In the current study, application of the murine sarcoma cells to the sciatic nerve induced an increase of CGRP- and ATF-3 immunoreativity in DRGs and an increased density of microglia in the spinal dorsal horn. CGRP has been identified in small NGF-dependent DRG neurons involved in the perception of inflammatory pain [2], suggesting that the upregulation of CGRP indicates a pain state. By contrast, ATF-3 is a transcription factor and a marker of nerve injury induced by stress [11, 20]. ATF-3 is not thought to be expressed during inflammation; therefore, upregulation of ATF-3 in DRG neurons suggests gradually progressive nerve injury [2, 13, 20]. Glial cells including microglia are activated by nerve injury [8, 27, 31]. Early microglial activation in the spinal dorsal horn follows various nerve injuries [8]. Microglia may be responsible for the initiation of neuropathic pain induced by peripheral nerve injury [5]. Therefore, our findings suggest that application of murine sarcoma cells to the sciatic nerve induced not only a neuropathic pain state but also an inflammatory pain state.

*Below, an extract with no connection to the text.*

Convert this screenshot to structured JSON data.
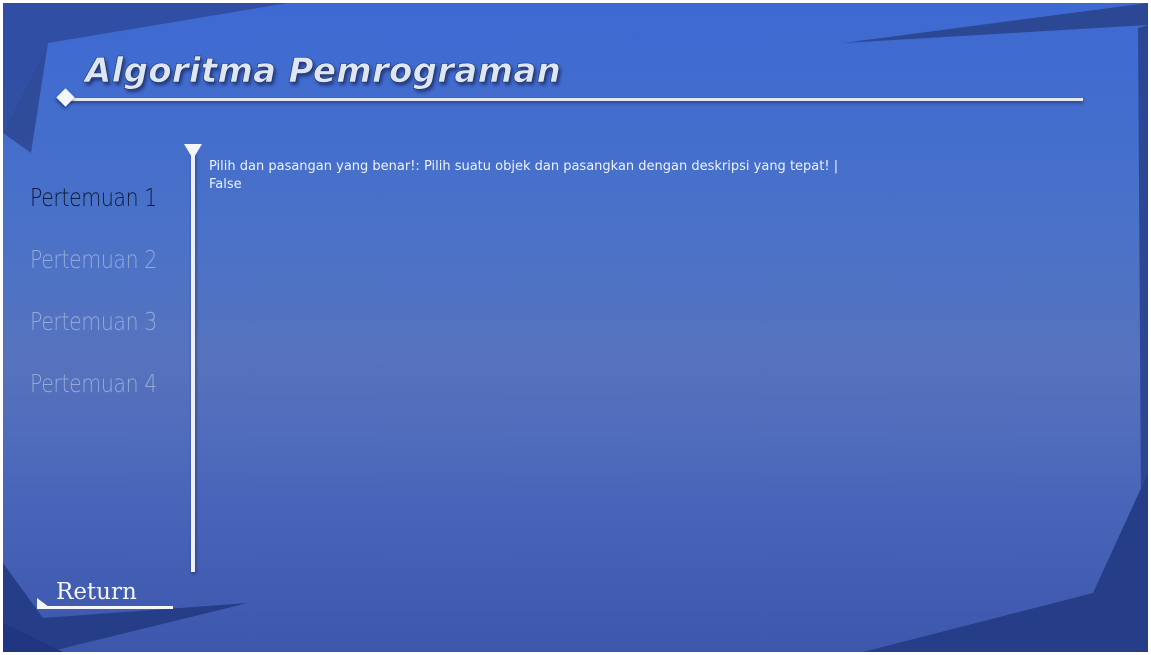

The increase in mechanical allodynia seen in the behavioral study, the CGRP and ATF-3 immunoreactivity in the DRGs, and activation of microglia in the spinal dorsal horn can be suppressed by inhibiting NGF. NGF was first discovered by Rita Levi-Montalcini in the early 1950s [1]. It is thought that NGF is essential for neuronal survival, proliferation, and differentiation in the peripheral and central nervous systems [30]. Averill et al. reported that intrathecal injection of NGF ameliorates the increase in ATF-3 expression [3]. However, by contrast, NGF is considered a mediator of chronic pain [32]. Anti-NGF therapy may be effective for reducing pain in models of low back pain [21], neck pain [25], and wrist pain [14]. NGF is thought to be new target for pain therapy. Therefore, anti-NGF therapy might be valuable for the treatment of neuropathic cancer pain. Regarding the possible mechanism of anti-NGF therapy for cancer neuropathic pain, it has been reported that NGF was produced by cells involved in local inflammation including macrophage, keratinocyte, and mast cells and that inflammatory cytokines enhanced NGF production [10, 28]. Anti-NGF therapy might suppress inflammation, and then inhibit nerve sensitization.

There are some limitations of this study. First, we did not evaluate the histology of the sciatic nerve. Although the relationship between NGF and cancer growth or metastasis has been investigated [26], the role of NGF in cancer growth remains unclear. In the present study, we investigated the efficacy of NGF inhibition for neuropathic pain induced only by cancer. Second, we did not evaluate side effects of anti-NGF therapy. Third, we did not investigate whether there was a dose–response effect of the anti-NGF antibody. Finally, we evaluated pain behavior in this study using only the CatWalk system, so we could not distinguish between pain-related behavior and sciatic nerve dysfunction without pain. Therefore, we also need to evaluate pain-related behavior using another behavioral test such as the Von Frey test. Further study is needed to clarify these points.

In conclusion, application of murine sarcoma cells onto the sciatic nerve induced mechanical allodynia, an increase in CGRP and ATF-3 immunoreactivity in DRGs, and activation of microglia in the spinal dorsal horn that could be suppressed by inhibiting NGF. These findings suggest that anti-NGF therapy might be valuable for treating neuropathic cancer pain.